So he did as he would in the IPL and twisted, slapping an ill-advised hook shot off Hasan Ali stright down deep square-leg’s throat.

Don’t get me wrong – T20 has brought many improvements to 50-over cricket, not least in the expansion of shots played. But it is not T20 x 2.5, which many of those who revere the IPL feel it should be.

Of course, many of them don’t seem to understand that on pitches which offer bounce and movement, boundaries which stretch 75 yards in most directions, or indeed with balls that offer any kind of swing such as Amir found in the final, trying to smash boundaries even twice an over comes with huge risks of a collapse – which is exactly what happened to India.

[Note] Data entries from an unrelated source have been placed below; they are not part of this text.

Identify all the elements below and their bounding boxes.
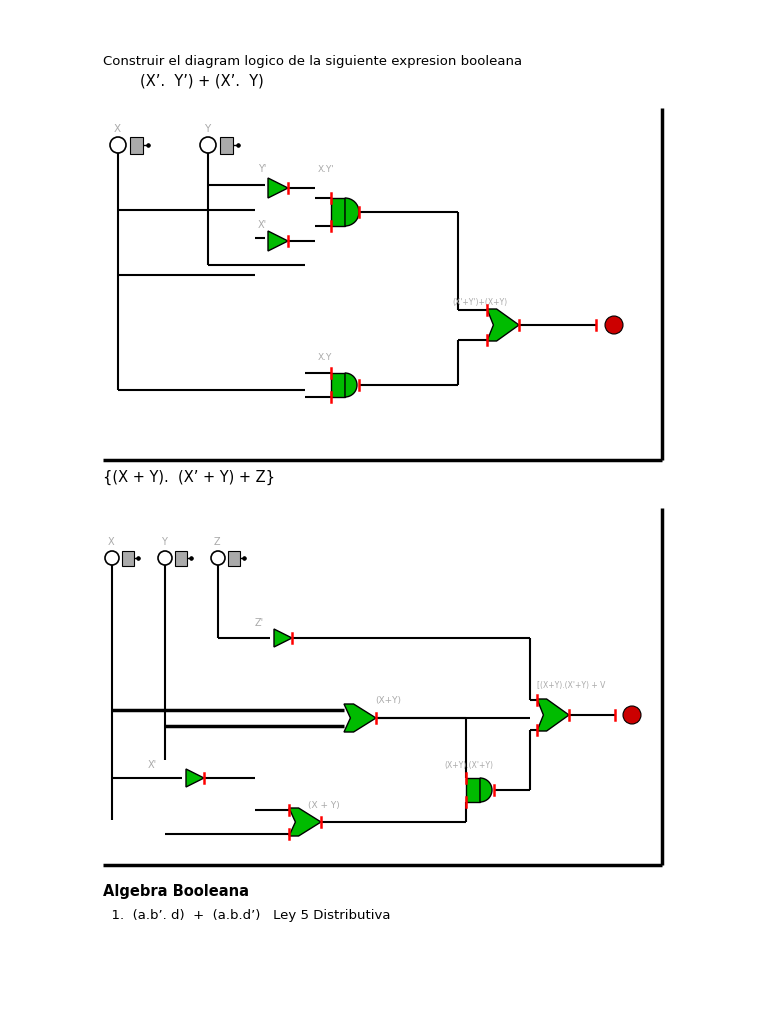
Text: X: X bbox=[114, 124, 121, 134]
Bar bbox=[175, 551, 187, 565]
Circle shape bbox=[110, 137, 126, 153]
Text: Z': Z' bbox=[255, 618, 264, 628]
Text: (X + Y): (X + Y) bbox=[308, 801, 339, 810]
Circle shape bbox=[211, 551, 225, 565]
Circle shape bbox=[200, 137, 216, 153]
Bar bbox=[466, 778, 480, 802]
Polygon shape bbox=[344, 705, 376, 732]
Text: 1.  (a.b’. d)  +  (a.b.d’)   Ley 5 Distributiva: 1. (a.b’. d) + (a.b.d’) Ley 5 Distributi… bbox=[103, 909, 390, 922]
Text: {(X + Y).  (X’ + Y) + Z}: {(X + Y). (X’ + Y) + Z} bbox=[103, 470, 275, 485]
Polygon shape bbox=[274, 629, 292, 647]
Wedge shape bbox=[345, 373, 357, 397]
Text: [(X+Y).(X'+Y) + V: [(X+Y).(X'+Y) + V bbox=[537, 681, 605, 690]
Polygon shape bbox=[268, 231, 288, 251]
Bar bbox=[331, 198, 345, 226]
Text: Y: Y bbox=[161, 537, 167, 547]
Text: Construir el diagram logico de la siguiente expresion booleana: Construir el diagram logico de la siguie… bbox=[103, 55, 522, 68]
Polygon shape bbox=[186, 769, 204, 787]
Wedge shape bbox=[480, 778, 492, 802]
Bar bbox=[228, 551, 240, 565]
Text: Algebra Booleana: Algebra Booleana bbox=[103, 884, 249, 899]
Text: Z: Z bbox=[214, 537, 220, 547]
Text: (X+Y).(X'+Y): (X+Y).(X'+Y) bbox=[444, 761, 493, 770]
Bar bbox=[130, 136, 143, 154]
Polygon shape bbox=[487, 309, 519, 341]
Bar bbox=[122, 551, 134, 565]
Text: (X+Y): (X+Y) bbox=[375, 696, 401, 705]
Text: Y': Y' bbox=[258, 164, 266, 174]
Circle shape bbox=[623, 706, 641, 724]
Bar bbox=[220, 136, 233, 154]
Circle shape bbox=[605, 316, 623, 334]
Polygon shape bbox=[537, 699, 569, 731]
Text: X.Y: X.Y bbox=[318, 353, 333, 362]
Bar bbox=[331, 373, 345, 397]
Text: X.Y': X.Y' bbox=[318, 165, 335, 174]
Circle shape bbox=[105, 551, 119, 565]
Polygon shape bbox=[289, 808, 321, 836]
Text: X': X' bbox=[148, 760, 157, 770]
Wedge shape bbox=[345, 198, 359, 226]
Text: (X'+Y')+(X+Y): (X'+Y')+(X+Y) bbox=[452, 298, 507, 307]
Text: Y: Y bbox=[204, 124, 210, 134]
Circle shape bbox=[158, 551, 172, 565]
Text: X: X bbox=[108, 537, 114, 547]
Text: X': X' bbox=[258, 220, 267, 230]
Text: (X’.  Y’) + (X’.  Y): (X’. Y’) + (X’. Y) bbox=[103, 74, 263, 89]
Polygon shape bbox=[268, 178, 288, 198]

Rather than strike out for the stars, a more savvy approach might have been to acknowledge Amir was bowling well and to reduce one’s ambition in order to draw his sting. Whereas decisions like those used to be second nature in 50-over cricket, creating deliciously grey areas of strategy, a rising tide of T20 has turned risk into a one-way street where batsmen either hit out or get out.

Pakistan’s win was also a victory for those of us who still like sport to surprise us. At one stage, after that initial defeat by India, they were 66-1 in an eight-horse race, which tells you what the bookies and those who like a flutter thought of them.

While countries with ample resources, like England, Australia and India, seek to reduce performance to a function of thorough preparation, analysis and algorithms, Pakistan reacted to the moment and were exhilarated by it.

Look at Amir. He missed the semi-final against England with a back spasm having not exactly shone to that point.

In fact, he’d taken one wicket and had not really swung a ball back into the right-handers, the danger delivery for left-arm pacemen like him.

And yet in the final he looked a different beast – pace up, ball swinging and hitting that killer length which had Kohli, a man you sense banished self-doubt for good when he left the pram, looking like a novice.

Not for Amir the nonsense that the final was just another game, something India seemed fixated on treating it as. I can see why sports psychologists want players to repeat that guff to themselves in order to keep the nerves at bay.

But stress unleashes interesting chemicals in people, inspiring some while choking the fight in others. That, in a nub, is sport’s essential attraction and why most of us watch it.

Pakistan’s essence is their incredible but near untameable talent, a combination that sees their form veer from one extreme to the other. To combat that, the Pakistan Cricket Board have employed Mickey Arthur, former coach to South Africa and Australia. Throughout the Champions Trophy, Arthur fielded incessant questions about his team’s inconsistency and how it made them an unpredictable foe, something he was at pains to say he was addressing.

But consistency can often be a middle road and by improving the lows, he may compromise the highs and that, after Pakistan’s astounding victory at the Kia Oval – a win which places them in an elite club with India and West Indies as the only teams to have won all three of ICC’s global tournaments – would surely be a crime against cricket.